AC power distribution frequency

I am reading Empires of Light about Westinghouse, GE, Edison and Tesla developing AC power distribution. The guys building a hydroelectric project at Niagara Falls wanted to use 162/3 Hz. 54 Hz is close to the US standard of 60. How did they come up with 162/3?

They also argued single phase, 2 and 3 phase.

In Europe, railroad electrification standards started using 16 2/3Hz systems because it was one third of the existing AC grid frequency of 50Hz. That made is easier to build rotary converters to convert between the grid frequency and the traction current frequency.

The Niagara hydro plant was always intended to supply power to the New York Central railroad (still does) and my guess is they wanted to take advantage of some of the same equipment already being used in Europe.

The electrified railroads in the northeast eventually went with a 25Hz system which is still in use today. The rotary converters are gone, though, replaced with very expensive heavy-duty solid state converters.

Thanks, friedo!

Here is a good PDF on the subject. It’s complicated.

Dennis

That’s about standardization, not why the Niagara guys wanted 162/3 Hertz, but interesting. Thanks!
Interesting that Japan is part 50 Hz and part 60 Hz because the areas bought their equipment from different sources, and they have AC DC AC converters to share electricity.

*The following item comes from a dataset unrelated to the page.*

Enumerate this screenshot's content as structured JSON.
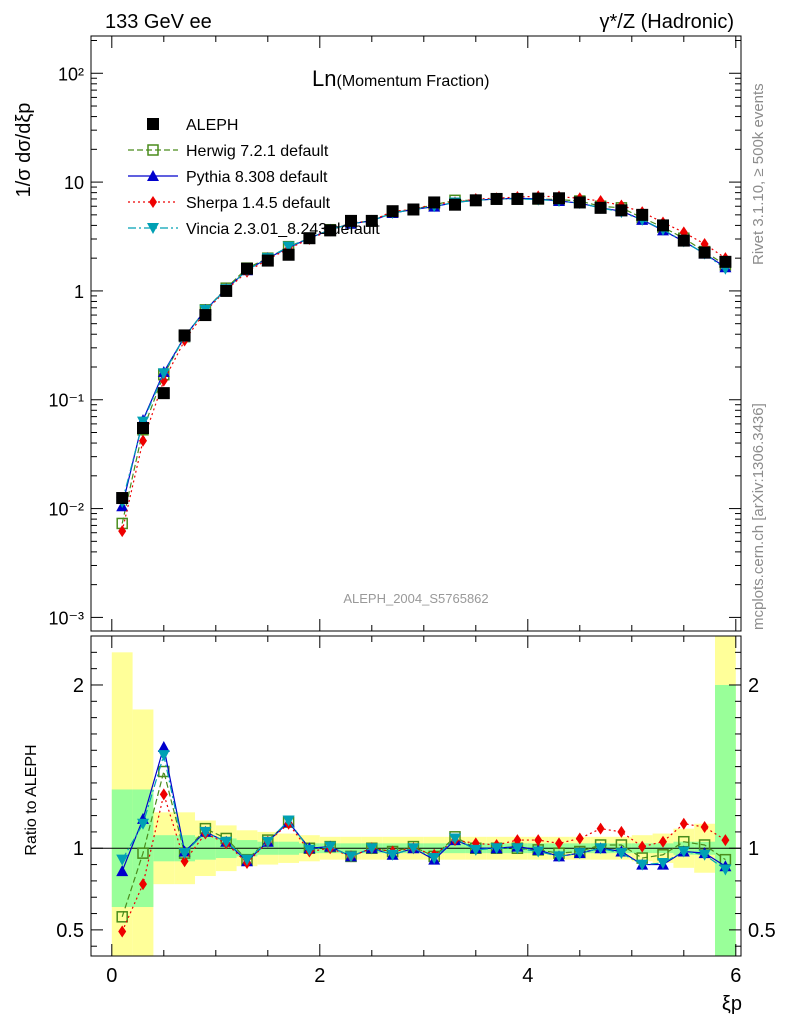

Thanks again.

I wonder if the /3 comes from generating 3 phase current?

I don’t see how. the mains frequency comes from the speed of the alternator multiplied by half the number of poles per phase (n.b. it’d be clearer if you wrote it as 16-2/3 Hz, 162/3 is ambiguous.)

IIRC one reason is that if the generated supply is meant primarily to drive electric motors (e.g. rail) then lower AC frequencies are desirable for efficiency reasons, as in lower inductive losses in the motors themselves.

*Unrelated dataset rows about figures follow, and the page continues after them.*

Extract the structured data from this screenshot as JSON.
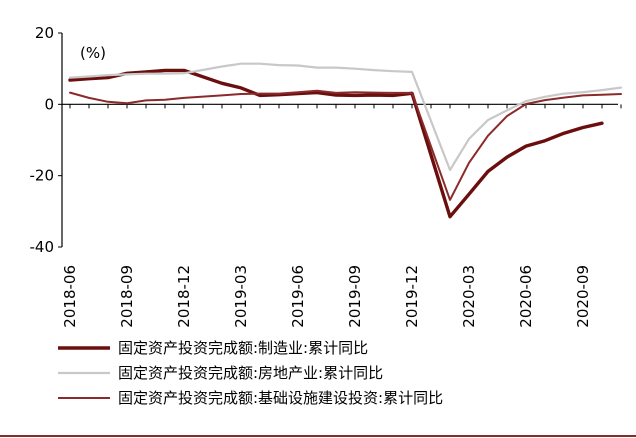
{
  "chart_data": {
    "type": "line",
    "title": "",
    "xlabel": "",
    "ylabel": "",
    "unit_label": "(%)",
    "ylim": [
      -40,
      20
    ],
    "yticks": [
      20,
      0,
      -20,
      -40
    ],
    "x": [
      "2018-06",
      "2018-07",
      "2018-08",
      "2018-09",
      "2018-10",
      "2018-11",
      "2018-12",
      "2019-01",
      "2019-02",
      "2019-03",
      "2019-04",
      "2019-05",
      "2019-06",
      "2019-07",
      "2019-08",
      "2019-09",
      "2019-10",
      "2019-11",
      "2019-12",
      "2020-01",
      "2020-02",
      "2020-03",
      "2020-04",
      "2020-05",
      "2020-06",
      "2020-07",
      "2020-08",
      "2020-09",
      "2020-10",
      "2020-11"
    ],
    "xticks": [
      "2018-06",
      "2018-09",
      "2018-12",
      "2019-03",
      "2019-06",
      "2019-09",
      "2019-12",
      "2020-03",
      "2020-06",
      "2020-09"
    ],
    "legend_position": "bottom",
    "grid": false,
    "series": [
      {
        "name": "固定资产投资完成额:制造业:累计同比",
        "color": "#6b0e0e",
        "width": 3.4,
        "values": [
          6.8,
          7.2,
          7.5,
          8.7,
          9.1,
          9.5,
          9.5,
          null,
          5.9,
          4.6,
          2.5,
          2.7,
          3.0,
          3.3,
          2.6,
          2.5,
          2.6,
          2.5,
          3.1,
          null,
          -31.5,
          -25.2,
          -18.8,
          -14.8,
          -11.7,
          -10.2,
          -8.1,
          -6.5,
          -5.3,
          null
        ]
      },
      {
        "name": "固定资产投资完成额:房地产业:累计同比",
        "color": "#c8c8c8",
        "width": 2.2,
        "values": [
          7.5,
          7.8,
          8.2,
          8.4,
          8.6,
          8.6,
          8.7,
          null,
          10.6,
          11.4,
          11.4,
          11.0,
          10.9,
          10.3,
          10.3,
          10.0,
          9.6,
          9.3,
          9.1,
          null,
          -18.4,
          -9.7,
          -4.4,
          -1.7,
          0.9,
          2.1,
          3.0,
          3.4,
          4.0,
          4.7
        ]
      },
      {
        "name": "固定资产投资完成额:基础设施建设投资:累计同比",
        "color": "#8b2a2a",
        "width": 2.0,
        "values": [
          3.3,
          1.8,
          0.7,
          0.3,
          1.1,
          1.3,
          1.8,
          null,
          2.5,
          2.9,
          3.0,
          3.0,
          3.4,
          3.8,
          3.2,
          3.4,
          3.3,
          3.2,
          3.2,
          null,
          -26.8,
          -16.4,
          -8.8,
          -3.3,
          0.1,
          1.2,
          1.9,
          2.5,
          2.7,
          2.9
        ]
      }
    ]
  }
}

Just to be clear, you mean 16⅔ Hertz, right?

162/3=54.
I am reading it wrong? They finally agreed on 25 Hz.

The standard was 16.66 Hz, not 54.

Yes. you don’t divide the mains frequency by the number of phases. 162/3=54 is nonsense.

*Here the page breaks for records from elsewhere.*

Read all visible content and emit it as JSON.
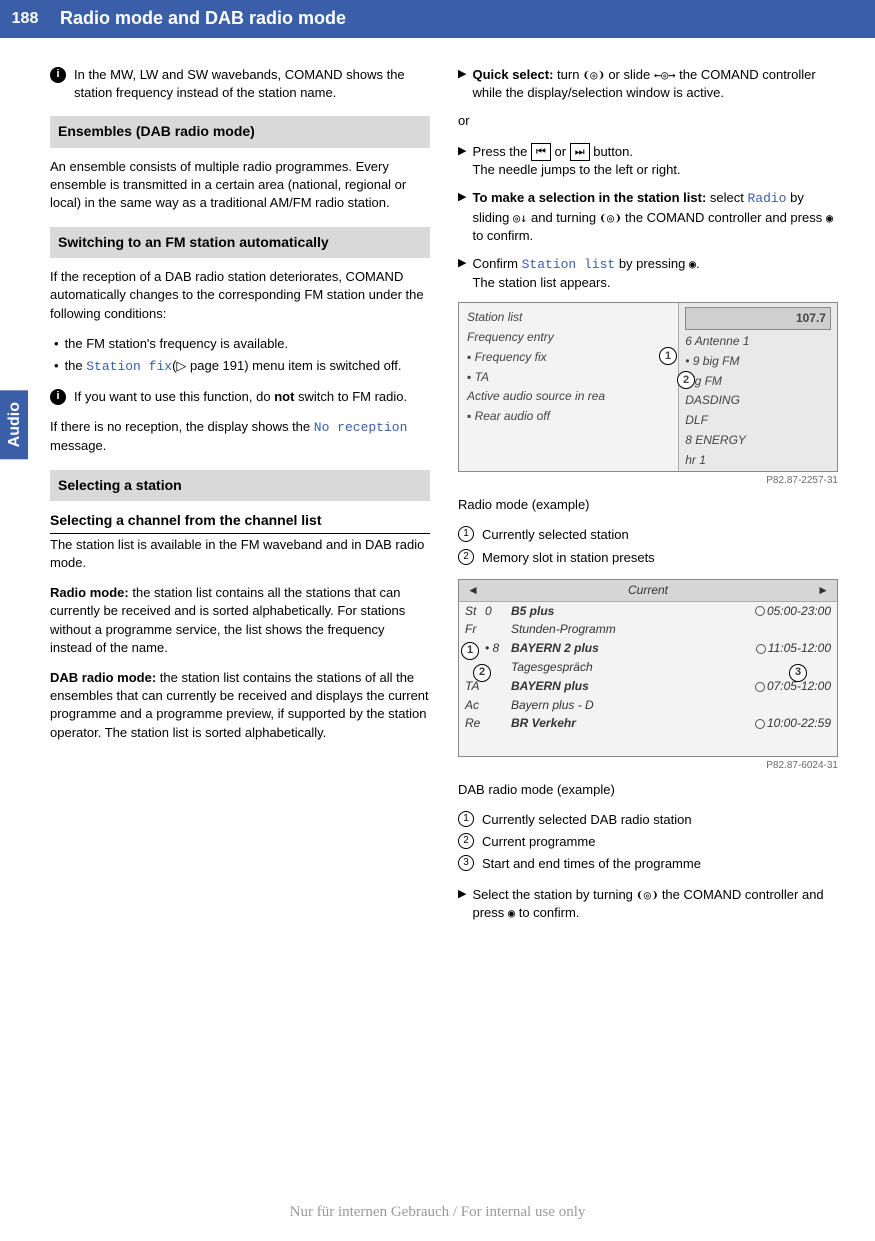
{
  "page_number": "188",
  "header_title": "Radio mode and DAB radio mode",
  "side_tab": "Audio",
  "left": {
    "info1": "In the MW, LW and SW wavebands, COMAND shows the station frequency instead of the station name.",
    "h1": "Ensembles (DAB radio mode)",
    "p1": "An ensemble consists of multiple radio programmes. Every ensemble is transmitted in a certain area (national, regional or local) in the same way as a traditional AM/FM radio station.",
    "h2": "Switching to an FM station automatically",
    "p2": "If the reception of a DAB radio station deteriorates, COMAND automatically changes to the corresponding FM station under the following conditions:",
    "b1": "the FM station's frequency is available.",
    "b2a": "the ",
    "b2_code": "Station fix",
    "b2b": "(▷ page 191) menu item is switched off.",
    "info2a": "If you want to use this function, do ",
    "info2_bold": "not",
    "info2b": " switch to FM radio.",
    "p3a": "If there is no reception, the display shows the ",
    "p3_code": "No reception",
    "p3b": " message.",
    "h3": "Selecting a station",
    "sub1": "Selecting a channel from the channel list",
    "p4": "The station list is available in the FM waveband and in DAB radio mode.",
    "p5_bold": "Radio mode:",
    "p5": " the station list contains all the stations that can currently be received and is sorted alphabetically. For stations without a programme service, the list shows the frequency instead of the name.",
    "p6_bold": "DAB radio mode:",
    "p6": " the station list contains the stations of all the ensembles that can currently be received and displays the current programme and a programme preview, if supported by the station operator. The station list is sorted alphabetically."
  },
  "right": {
    "t1_bold": "Quick select:",
    "t1a": " turn ",
    "t1_ctl1": "❨◎❩",
    "t1b": " or slide ",
    "t1_ctl2": "←◎→",
    "t1c": " the COMAND controller while the display/selection window is active.",
    "or": "or",
    "t2a": "Press the ",
    "t2_btn1": "⏮",
    "t2b": " or ",
    "t2_btn2": "⏭",
    "t2c": " button.",
    "t2d": "The needle jumps to the left or right.",
    "t3_bold": "To make a selection in the station list:",
    "t3a": " select ",
    "t3_code": "Radio",
    "t3b": " by sliding ",
    "t3_ctl1": "◎↓",
    "t3c": " and turning ",
    "t3_ctl2": "❨◎❩",
    "t3d": " the COMAND controller and press ",
    "t3_ctl3": "◉",
    "t3e": " to confirm.",
    "t4a": "Confirm ",
    "t4_code": "Station list",
    "t4b": " by pressing ",
    "t4_ctl": "◉",
    "t4c": ".",
    "t4d": "The station list appears.",
    "fig1": {
      "freq": "107.7",
      "left_items": [
        "Station list",
        "Frequency entry",
        "Frequency fix",
        "TA",
        "Active audio source in rea",
        "Rear audio off"
      ],
      "right_items": [
        "6 Antenne 1",
        "• 9 big FM",
        "big FM",
        "DASDING",
        "DLF",
        "8 ENERGY",
        "hr 1"
      ],
      "ref": "P82.87-2257-31"
    },
    "fig1_caption": "Radio mode (example)",
    "fig1_l1": "Currently selected station",
    "fig1_l2": "Memory slot in station presets",
    "fig2": {
      "header_mid": "Current",
      "rows": [
        {
          "left": "St",
          "num": "0",
          "name": "B5 plus",
          "bold": true,
          "time": "05:00-23:00"
        },
        {
          "left": "Fr",
          "num": "",
          "name": "Stunden-Programm",
          "bold": false,
          "time": ""
        },
        {
          "left": "",
          "num": "• 8",
          "name": "BAYERN 2 plus",
          "bold": true,
          "time": "11:05-12:00"
        },
        {
          "left": "",
          "num": "",
          "name": "Tagesgespräch",
          "bold": false,
          "time": ""
        },
        {
          "left": "TA",
          "num": "",
          "name": "BAYERN plus",
          "bold": true,
          "time": "07:05-12:00"
        },
        {
          "left": "Ac",
          "num": "",
          "name": "Bayern plus - D",
          "bold": false,
          "time": ""
        },
        {
          "left": "Re",
          "num": "",
          "name": "BR Verkehr",
          "bold": true,
          "time": "10:00-22:59"
        }
      ],
      "ref": "P82.87-6024-31"
    },
    "fig2_caption": "DAB radio mode (example)",
    "fig2_l1": "Currently selected DAB radio station",
    "fig2_l2": "Current programme",
    "fig2_l3": "Start and end times of the programme",
    "t5a": "Select the station by turning ",
    "t5_ctl1": "❨◎❩",
    "t5b": " the COMAND controller and press ",
    "t5_ctl2": "◉",
    "t5c": " to confirm."
  },
  "footer": "Nur für internen Gebrauch / For internal use only"
}
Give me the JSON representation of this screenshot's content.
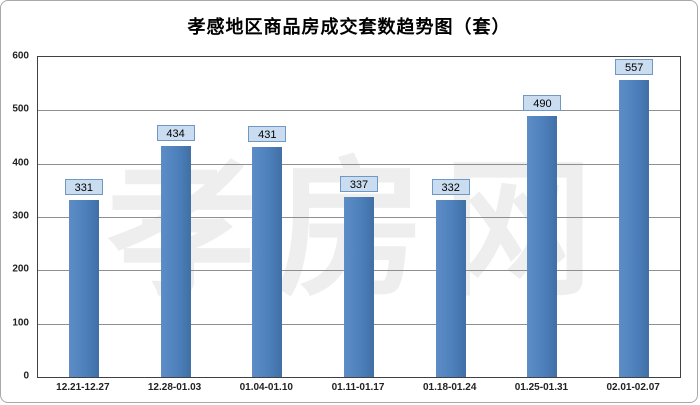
{
  "title": "孝感地区商品房成交套数趋势图（套）",
  "watermark": "孝房网",
  "chart_data": {
    "type": "bar",
    "categories": [
      "12.21-12.27",
      "12.28-01.03",
      "01.04-01.10",
      "01.11-01.17",
      "01.18-01.24",
      "01.25-01.31",
      "02.01-02.07"
    ],
    "values": [
      331,
      434,
      431,
      337,
      332,
      490,
      557
    ],
    "title": "孝感地区商品房成交套数趋势图（套）",
    "xlabel": "",
    "ylabel": "",
    "ylim": [
      0,
      600
    ],
    "ytick_interval": 100,
    "grid": true,
    "legend": false,
    "bar_color": "#4d80bc",
    "label_box_bg": "#cadcf0",
    "label_box_border": "#6f98c4"
  }
}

16 and 2/3. Or 16.666… if you prefer. One third of 50Hz.

Thanks!

to put a finer point on it, a polyphase alternator generates three electrical phases, all of the same frequency, all an equal number of degrees apart. in the US, it means the alternator outputs three 60 Hz sine waves spaced 120 degrees apart from each other. a 2-pole per phase alternator spins at 3600 rpm, a 4-pole per phase at 1800, 6-pole 1200 rpm, etc.